The Four Elements of Watershed-Based Landscape Practices
A watershed approach treats individual homes and their gardens as miniwatersheds within the greater watersheds that surround them. From the roof to the low point of the garden—that’s a watershed. The more impermeable the surfaces, the more water will run off, carrying with it the pollutants and sediment that eventually reach the bay.
These four key watershed-based landscape practices minimize runoff by slowing, spreading, and retaining rainwater:
• Build a healthy, living-soil sponge to soak up rainwater and sustain plants. Mix compost into the soil and apply mulch atop the soil.
• Capture, retain, and infiltrate rainwater by gently contouring the garden with dry creek beds, rain gardens, or simple mulched retention basins.
• Select climate-appropriate plants, including natives.
• Use highly efficient irrigation only when necessary.
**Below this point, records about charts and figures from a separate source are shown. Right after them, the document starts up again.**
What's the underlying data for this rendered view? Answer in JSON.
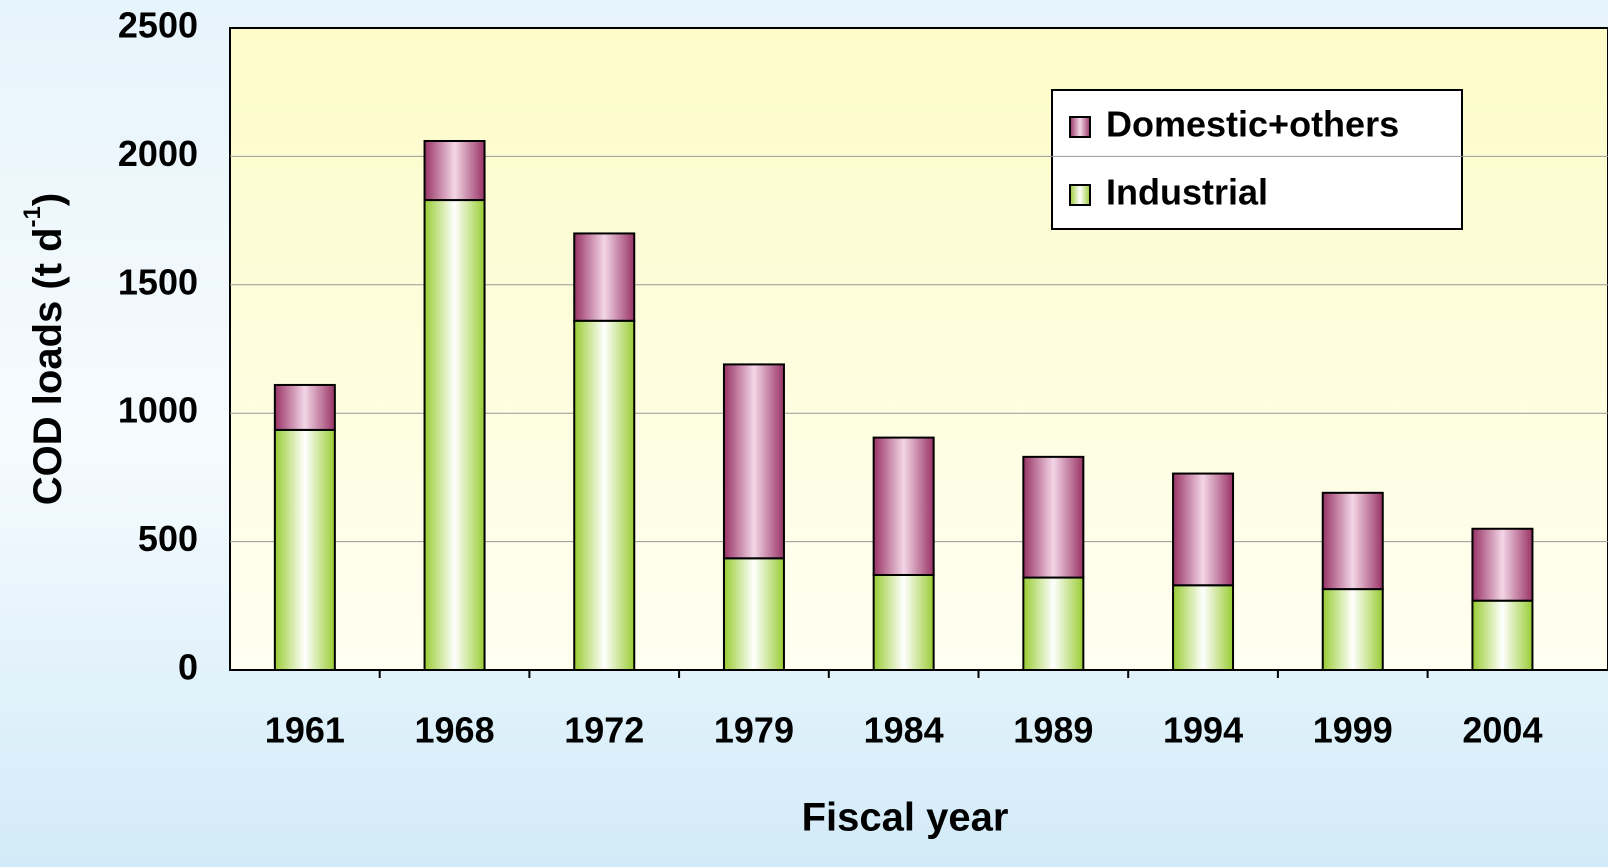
{
  "chart_data": {
    "type": "stacked-bar",
    "x_label": "Fiscal year",
    "y_label": {
      "text": "COD loads (t d",
      "superscript": "-1",
      "end": ")"
    },
    "categories": [
      "1961",
      "1968",
      "1972",
      "1979",
      "1984",
      "1989",
      "1994",
      "1999",
      "2004"
    ],
    "series": [
      {
        "name": "Industrial",
        "color": "#99cc33",
        "values": [
          935,
          1830,
          1360,
          435,
          370,
          360,
          330,
          315,
          270
        ]
      },
      {
        "name": "Domestic+others",
        "color": "#993366",
        "values": [
          175,
          230,
          340,
          755,
          535,
          470,
          435,
          375,
          280
        ]
      }
    ],
    "ylim": [
      0,
      2500
    ],
    "yticks": [
      0,
      500,
      1000,
      1500,
      2000,
      2500
    ],
    "grid": true
  }
}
The benefits are many, including improving soil biology; reducing, or eliminating the need for fertilizer, and improving plant health and disease resistance; reducing runoff, greatly cutting irrigation requirements as plants tap into water stored in soil; capturing pollutants; pulling carbon from the air and locking it up in the soil, reducing greenhouse gas; cooling the soil; reducing weed growth; and attracting wildlife.
Watershed: A watershed is the area of land where all of the water that falls on it and drains off of it goes to a common outlet.
Watershed-Based Landscape Practices: a natural approach to landscape design, construction, and maintenance that transcends water-use efficiency to address related benefits such as rainwater capture; reduction of pollution; energy and cost savings; and human and wildlife habitat improvements.
Resources
Want to learn how to transform your patch of ground into a watershed-wise garden? These organizations can help.
StopWaste.org, an Alameda County public agency offering techniques for sustainable gardening.
Watershed Wise Professional Landscape Training, an EPA-Watersense-approved program of G3 or Green Gardens Group, presenters of a Watershed Approach to Landscapes class, a unique workshop educating landscape professionals and home gardeners together.
ReScape California, tools for sustainable landscaping, including Bay-Friendly Landscaping and Gardening program with training for design and maintenance professionals.
WaterSmart Gardener, a program of East Bay Municipal Utility District.
Lawn to Garden Rebate Program, a program of Contra Costa Water District.
Basins of Relations Watershed Restoration and Training, one of several workforce development programs of Urban Tilth, based in Richmond.
Friends of Five Creeks offers work parties, walks, and Bay Currents talks.
The Watershed Project offers education, coordination, and demonstration projects.